Police service contracts, appointments explained

Datuk Seri Dr Wan Junaidi Tuanku Jaafar

KUCHING: Tan Sri Abdul Hamid Bador’s contract as Inspector-General of Police (IGP) has ended; he was not removed nor was his service terminated.

Datuk Seri Dr Wan Junaidi Tuanku Jaafar, who is a former Home Affairs Deputy Minister, is quite well-suited to speak on this fact.

The current Entrepreneur Development and Cooperatives Minister pointed out that when Abdul Hamid’s contract ended and not renewed by the Police Commission, the IGP post becomes vacant.

“The provision in the Police Act on the Emergency does not apply here. Under Article 140(3)(b) of the Federal Constitution (FC), the minister in charge of the police is the chairman of the Commission.

“Article 140(1) provides that the Commission is responsible for the appointment, confirmation, promotion, transfer, and exercise of disciplinary control over members of the police force.

“As such, when the IGP post becomes vacant, the Commission, under Article 140(4) may make a recommendation to the Yang di-Pertuan (YDP) Agong to fill it,” he said yesterday (May 3).

The Santubong MP said that the same Article also provides for the appointment of the IGP by the Agong on the recommendation of the Commission.

“This recommendation under Article 140(4) is subject to the prime minister’s advice under Article 40 (1A) which the Agong shall accept.

On the question of transfer of personnel, he said, Article 140(7) provides that a transfer under Article 140(1) does not include lateral transfer without change of rank.
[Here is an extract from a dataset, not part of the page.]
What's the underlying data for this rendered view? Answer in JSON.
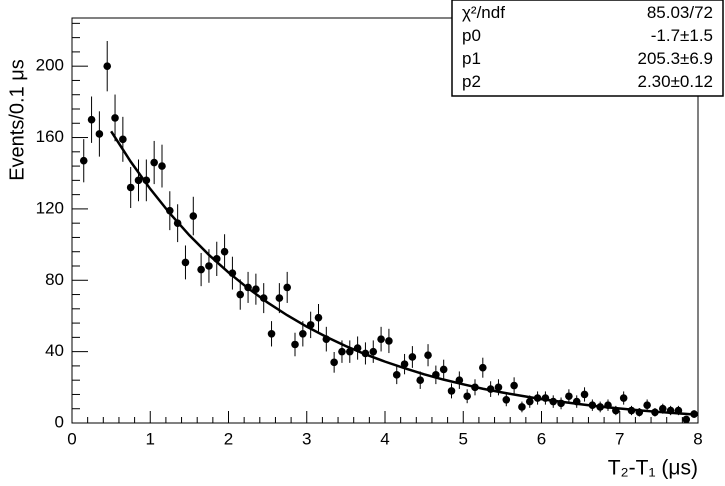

This comes under the purview of the IGP as provided under the Police Act 1976 and not directly under the Commission.

“Nevertheless, whether the residual power of the Commission on lateral transfer might still exist concurrently with the IGP’s under the Act, is arguable,” he said.

On the Police Act 1967, he said when the Act was enacted in 1967 the meaning of Emergency was commonly understood then was communist insurgency, not health, medical or economic.

“Since the first Emergency in 1948 and the second one in 1969, thousands of police officers and men left the force, dismissed, terminated, resigned, and retired.

“IGP after IGP retired and ended their service contracts and left the force.

“But the Emergency we are in now is specifically declared to address health — the Covid-19 Emergency.

“The need for the police to sustain their ranks and numbers is not that critical, unlike during the communist insurgency, yet the department allowed its officers and men to leave,” he said.